Flexibility also applies to the number of of therapy sessions that you receive. Some people come for one or two sessions, and that is enough to put them ‘on the right track’. Other people attend therapy for many months or even years. What is important is to do what is best for you personally. One of the options is what is called ‘intermittent therapy’ – if you have some sessions and then want to stop, you can always come back at any time in the future, and pick up where you left off.
The following sections look at some ways you can prepare yourself to get the most benefit from the therapy you receive.
1. Thinking about what you want from therapy
At the start of therapy, most people find it hard to be clear about exactly what it is that they want to achieve. They may have only a vague sense of what they hope to get from therapy. This is perfectly normal – I will encourage you to talk about your goals, and gradually they will become clearer. It is fine to have lots of goals, or just one goal. It is fine for your goals to change. What is important is to let me know what it is that you want from therapy.
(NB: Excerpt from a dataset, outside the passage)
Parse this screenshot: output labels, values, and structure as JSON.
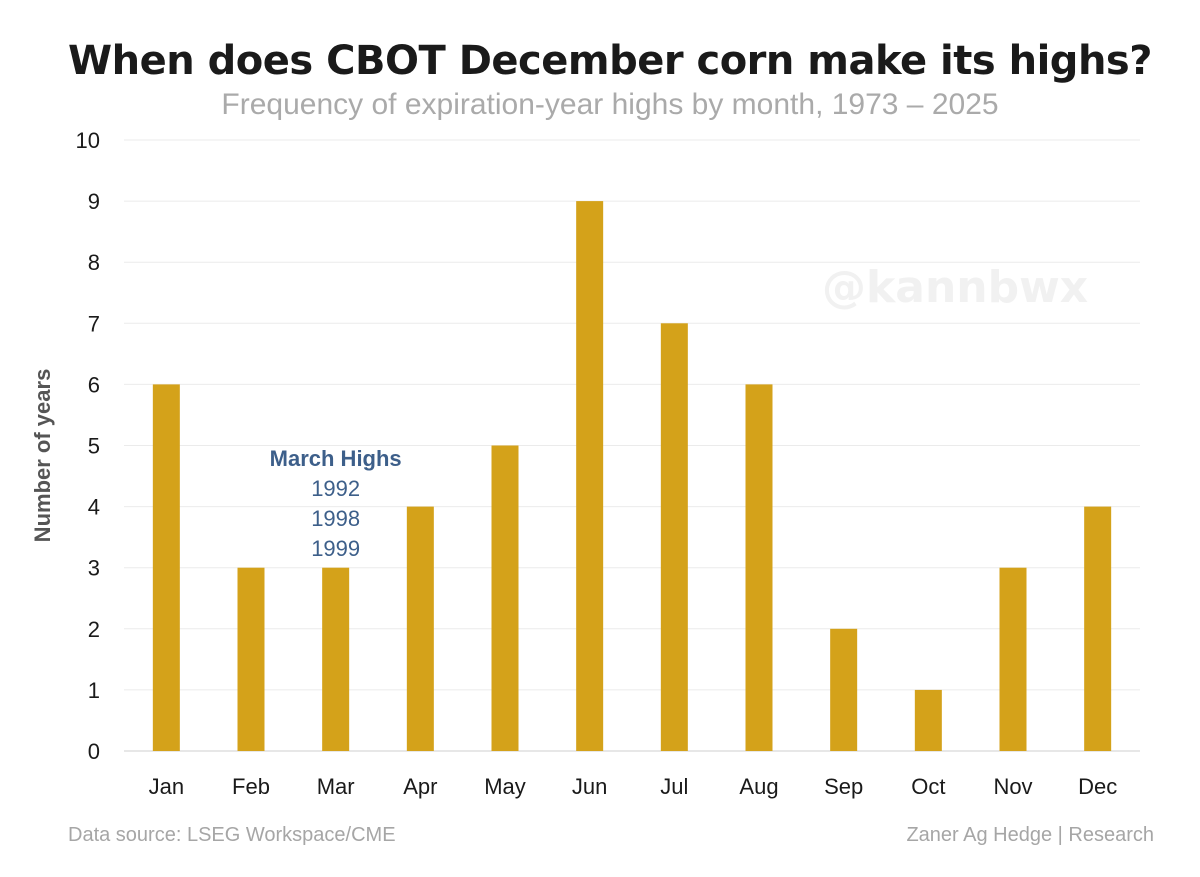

One of the ways that you can get the most out of therapy is to spend some time on your own thinking about your goals, before the first session, and between sessions. It can be useful to write down your goals on a piece of paper, so you don’t forget them. It is useful to keep me updated if your goals change.
2. Thinking about what you think will be most helpful for you
There are big differences between people in respect of what they find helpful in therapy. It is very useful, therefore, if you can think about what you believe might work best for you, and share those ideas with me. You can do this by thinking back to times when you have had problems before, and identifying what was helpful or not helpful for you these times. You might also think about what you have heard from friends of family members, or seen on TV, about how therapy can help. Whatever you think is most helpful to you, I will try to help you with this.
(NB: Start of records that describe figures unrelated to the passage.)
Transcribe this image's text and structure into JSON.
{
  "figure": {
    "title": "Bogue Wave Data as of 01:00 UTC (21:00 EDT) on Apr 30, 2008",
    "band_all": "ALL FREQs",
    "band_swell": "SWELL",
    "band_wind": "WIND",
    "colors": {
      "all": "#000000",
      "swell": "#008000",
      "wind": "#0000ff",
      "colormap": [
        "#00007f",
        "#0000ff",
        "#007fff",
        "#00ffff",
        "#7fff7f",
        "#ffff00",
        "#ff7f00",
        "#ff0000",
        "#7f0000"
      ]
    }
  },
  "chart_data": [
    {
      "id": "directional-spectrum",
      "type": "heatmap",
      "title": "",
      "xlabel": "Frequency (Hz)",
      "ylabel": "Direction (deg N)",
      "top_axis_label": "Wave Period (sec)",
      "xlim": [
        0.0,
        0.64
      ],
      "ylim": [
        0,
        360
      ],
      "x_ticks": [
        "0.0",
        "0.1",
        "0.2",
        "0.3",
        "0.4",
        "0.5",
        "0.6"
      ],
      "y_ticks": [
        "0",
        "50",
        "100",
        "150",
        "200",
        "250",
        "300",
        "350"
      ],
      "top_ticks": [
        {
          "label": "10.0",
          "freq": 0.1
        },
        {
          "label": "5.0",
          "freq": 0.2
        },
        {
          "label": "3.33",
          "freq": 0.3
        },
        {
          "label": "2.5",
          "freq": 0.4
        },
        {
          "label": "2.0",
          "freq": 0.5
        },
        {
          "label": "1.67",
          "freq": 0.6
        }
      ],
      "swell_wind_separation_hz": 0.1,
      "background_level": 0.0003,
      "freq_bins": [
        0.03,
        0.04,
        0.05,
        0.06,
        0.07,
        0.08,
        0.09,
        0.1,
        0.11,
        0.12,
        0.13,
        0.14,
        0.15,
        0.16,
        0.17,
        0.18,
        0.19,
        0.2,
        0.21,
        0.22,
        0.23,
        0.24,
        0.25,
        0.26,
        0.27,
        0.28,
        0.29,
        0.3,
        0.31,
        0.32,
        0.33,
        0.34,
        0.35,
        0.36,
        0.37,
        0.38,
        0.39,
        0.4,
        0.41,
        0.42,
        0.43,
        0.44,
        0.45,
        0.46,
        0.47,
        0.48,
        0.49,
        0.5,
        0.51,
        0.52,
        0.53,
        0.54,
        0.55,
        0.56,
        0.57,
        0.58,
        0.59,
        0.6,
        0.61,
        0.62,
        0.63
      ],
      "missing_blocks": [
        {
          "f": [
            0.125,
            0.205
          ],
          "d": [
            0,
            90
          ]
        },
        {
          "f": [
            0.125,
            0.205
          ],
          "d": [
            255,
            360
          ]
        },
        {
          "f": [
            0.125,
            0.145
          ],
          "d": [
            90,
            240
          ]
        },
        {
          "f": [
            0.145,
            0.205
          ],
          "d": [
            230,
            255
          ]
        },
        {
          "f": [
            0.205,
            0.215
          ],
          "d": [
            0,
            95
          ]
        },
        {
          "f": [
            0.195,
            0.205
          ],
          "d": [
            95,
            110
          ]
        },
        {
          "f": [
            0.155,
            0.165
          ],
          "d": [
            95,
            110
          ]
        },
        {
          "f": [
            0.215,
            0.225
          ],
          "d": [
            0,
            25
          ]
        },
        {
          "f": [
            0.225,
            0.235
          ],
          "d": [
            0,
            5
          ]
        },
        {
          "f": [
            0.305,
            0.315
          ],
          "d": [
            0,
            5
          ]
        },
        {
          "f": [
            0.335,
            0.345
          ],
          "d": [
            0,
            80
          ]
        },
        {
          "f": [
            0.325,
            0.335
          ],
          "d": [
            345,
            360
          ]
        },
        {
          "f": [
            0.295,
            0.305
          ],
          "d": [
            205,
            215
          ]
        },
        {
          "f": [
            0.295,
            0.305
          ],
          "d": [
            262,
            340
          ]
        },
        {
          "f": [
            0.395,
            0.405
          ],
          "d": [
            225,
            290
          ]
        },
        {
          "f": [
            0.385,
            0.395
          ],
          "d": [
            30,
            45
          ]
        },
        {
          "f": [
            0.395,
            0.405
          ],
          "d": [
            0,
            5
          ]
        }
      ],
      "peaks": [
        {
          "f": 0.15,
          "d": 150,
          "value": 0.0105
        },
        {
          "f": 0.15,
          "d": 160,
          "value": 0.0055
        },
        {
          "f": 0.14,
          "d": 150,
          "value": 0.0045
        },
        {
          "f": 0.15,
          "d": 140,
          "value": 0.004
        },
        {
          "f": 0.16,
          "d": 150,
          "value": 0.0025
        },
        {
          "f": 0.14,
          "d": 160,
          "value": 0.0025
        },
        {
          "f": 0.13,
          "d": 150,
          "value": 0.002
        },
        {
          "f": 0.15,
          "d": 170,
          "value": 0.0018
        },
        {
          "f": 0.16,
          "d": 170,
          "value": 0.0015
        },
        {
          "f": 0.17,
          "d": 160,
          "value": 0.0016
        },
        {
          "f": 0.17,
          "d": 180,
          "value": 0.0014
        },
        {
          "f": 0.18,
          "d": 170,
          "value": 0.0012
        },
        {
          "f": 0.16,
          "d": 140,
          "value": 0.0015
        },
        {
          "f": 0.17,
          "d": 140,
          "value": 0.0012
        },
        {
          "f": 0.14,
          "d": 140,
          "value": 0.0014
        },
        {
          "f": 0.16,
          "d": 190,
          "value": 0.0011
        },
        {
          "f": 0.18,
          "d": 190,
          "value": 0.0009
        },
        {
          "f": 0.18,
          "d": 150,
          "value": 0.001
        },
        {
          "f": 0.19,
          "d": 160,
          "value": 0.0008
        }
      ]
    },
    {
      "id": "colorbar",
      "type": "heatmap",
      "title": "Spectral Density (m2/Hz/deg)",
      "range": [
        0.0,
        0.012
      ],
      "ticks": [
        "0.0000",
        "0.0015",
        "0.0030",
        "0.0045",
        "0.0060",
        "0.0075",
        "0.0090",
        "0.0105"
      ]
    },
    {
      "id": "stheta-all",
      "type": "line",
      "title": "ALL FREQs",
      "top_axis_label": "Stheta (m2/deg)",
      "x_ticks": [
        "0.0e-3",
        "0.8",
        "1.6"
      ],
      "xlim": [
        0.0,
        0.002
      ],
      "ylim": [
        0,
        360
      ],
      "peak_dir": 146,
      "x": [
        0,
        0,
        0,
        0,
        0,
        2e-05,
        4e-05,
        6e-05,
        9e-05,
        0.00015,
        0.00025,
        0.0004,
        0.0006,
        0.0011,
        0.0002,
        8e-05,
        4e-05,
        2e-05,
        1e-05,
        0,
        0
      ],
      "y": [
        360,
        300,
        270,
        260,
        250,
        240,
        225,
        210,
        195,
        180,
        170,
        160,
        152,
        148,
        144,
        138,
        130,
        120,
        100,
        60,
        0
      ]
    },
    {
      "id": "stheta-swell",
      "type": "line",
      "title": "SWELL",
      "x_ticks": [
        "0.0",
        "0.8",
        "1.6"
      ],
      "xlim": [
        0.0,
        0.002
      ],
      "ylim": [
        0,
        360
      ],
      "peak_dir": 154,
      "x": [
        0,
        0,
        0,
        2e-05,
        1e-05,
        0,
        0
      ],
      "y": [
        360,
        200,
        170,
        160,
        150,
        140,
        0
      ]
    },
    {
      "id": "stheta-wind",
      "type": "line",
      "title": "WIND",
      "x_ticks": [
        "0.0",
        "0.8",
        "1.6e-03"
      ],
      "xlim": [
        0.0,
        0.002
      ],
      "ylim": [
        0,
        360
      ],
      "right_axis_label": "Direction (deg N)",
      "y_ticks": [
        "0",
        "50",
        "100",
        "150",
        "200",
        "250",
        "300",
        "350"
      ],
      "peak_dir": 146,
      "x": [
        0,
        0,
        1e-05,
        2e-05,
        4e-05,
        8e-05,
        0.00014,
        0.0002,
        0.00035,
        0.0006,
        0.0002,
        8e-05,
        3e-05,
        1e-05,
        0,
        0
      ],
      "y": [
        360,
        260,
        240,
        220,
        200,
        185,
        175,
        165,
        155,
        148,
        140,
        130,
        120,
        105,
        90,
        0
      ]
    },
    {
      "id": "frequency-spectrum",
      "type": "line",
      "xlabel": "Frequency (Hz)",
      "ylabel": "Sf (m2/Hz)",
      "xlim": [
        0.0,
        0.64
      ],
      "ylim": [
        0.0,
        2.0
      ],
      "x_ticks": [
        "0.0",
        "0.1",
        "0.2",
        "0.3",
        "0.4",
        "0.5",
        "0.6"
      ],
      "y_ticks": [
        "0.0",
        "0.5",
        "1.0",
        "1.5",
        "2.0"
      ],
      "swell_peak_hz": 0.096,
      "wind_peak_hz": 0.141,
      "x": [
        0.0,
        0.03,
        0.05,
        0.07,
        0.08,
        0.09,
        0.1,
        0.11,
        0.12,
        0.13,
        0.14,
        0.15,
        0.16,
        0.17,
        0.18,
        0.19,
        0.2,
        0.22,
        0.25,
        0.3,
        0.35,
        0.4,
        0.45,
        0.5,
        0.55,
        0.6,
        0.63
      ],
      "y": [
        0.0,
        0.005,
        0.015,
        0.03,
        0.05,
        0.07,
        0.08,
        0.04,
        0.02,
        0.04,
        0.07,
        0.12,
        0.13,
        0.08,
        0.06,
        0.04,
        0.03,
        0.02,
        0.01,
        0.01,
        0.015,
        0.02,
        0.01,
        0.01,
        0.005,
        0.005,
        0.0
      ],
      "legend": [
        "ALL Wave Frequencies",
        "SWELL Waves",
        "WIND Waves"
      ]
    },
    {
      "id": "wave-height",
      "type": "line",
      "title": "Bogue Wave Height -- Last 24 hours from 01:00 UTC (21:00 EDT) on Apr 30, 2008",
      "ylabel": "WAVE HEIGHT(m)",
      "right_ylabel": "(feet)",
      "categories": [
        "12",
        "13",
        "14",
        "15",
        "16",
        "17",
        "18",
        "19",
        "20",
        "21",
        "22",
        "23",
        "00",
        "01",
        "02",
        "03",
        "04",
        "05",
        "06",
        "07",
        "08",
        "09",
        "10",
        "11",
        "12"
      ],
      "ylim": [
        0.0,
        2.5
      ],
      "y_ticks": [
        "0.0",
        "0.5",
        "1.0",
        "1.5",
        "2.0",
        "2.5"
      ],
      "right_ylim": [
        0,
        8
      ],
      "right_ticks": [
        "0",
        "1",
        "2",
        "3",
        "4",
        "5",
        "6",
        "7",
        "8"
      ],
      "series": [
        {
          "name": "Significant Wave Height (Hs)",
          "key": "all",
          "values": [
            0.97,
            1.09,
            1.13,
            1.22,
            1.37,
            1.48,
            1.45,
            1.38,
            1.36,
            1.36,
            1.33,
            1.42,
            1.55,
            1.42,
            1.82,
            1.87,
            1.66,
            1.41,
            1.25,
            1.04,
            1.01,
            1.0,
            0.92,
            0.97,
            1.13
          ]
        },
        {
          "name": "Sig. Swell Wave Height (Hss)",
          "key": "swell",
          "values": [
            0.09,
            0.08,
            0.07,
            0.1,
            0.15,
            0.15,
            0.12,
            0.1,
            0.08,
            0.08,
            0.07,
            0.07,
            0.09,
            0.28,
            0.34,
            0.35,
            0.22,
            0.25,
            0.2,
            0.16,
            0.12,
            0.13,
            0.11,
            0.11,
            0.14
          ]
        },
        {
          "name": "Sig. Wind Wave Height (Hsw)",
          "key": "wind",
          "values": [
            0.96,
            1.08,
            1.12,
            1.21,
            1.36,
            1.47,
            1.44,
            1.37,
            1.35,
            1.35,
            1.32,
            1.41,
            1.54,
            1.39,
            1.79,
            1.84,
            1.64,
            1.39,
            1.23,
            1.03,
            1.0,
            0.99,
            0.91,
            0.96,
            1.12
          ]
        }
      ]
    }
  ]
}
3. Identifying your own personal strengths and resources
In my counselling practice I am not interested in diagnosing or labelling you. Instead, I will assume that you possess a range of skills, experiences, relationships and abilities that can be used to overcome your present problems. Part of my role is to to help you identify your existing strengths and resources, and work out how you can apply them in your current situation. If you like, you can keep a list of your strengths and resources, and share this information with me.
4. Being active between therapy sessions
Sometimes it can be helpful to engage with ‘homework’, or ‘experiments’ or ‘projects’ that you could complete between sessions. Even if this doesn’t happen, it is still useful for you to think about what has come up in the therapy, whether you are getting what you need, how the therapy can be improved, and so on. It can be hard to remember these thoughts, and one option to consider is keeping a therapy diary, where you write about what the therapy has meant to you.
5. Giving feedback
I always welcome feedback from clients, and it is really important that you are as honest and detailed as possible when sharing this with me – this helps me to tailor my approach to your needs and increases the possibility of positive outcomes for you. If you have any questions or queries, at any time, please don’t hesitate to let me know.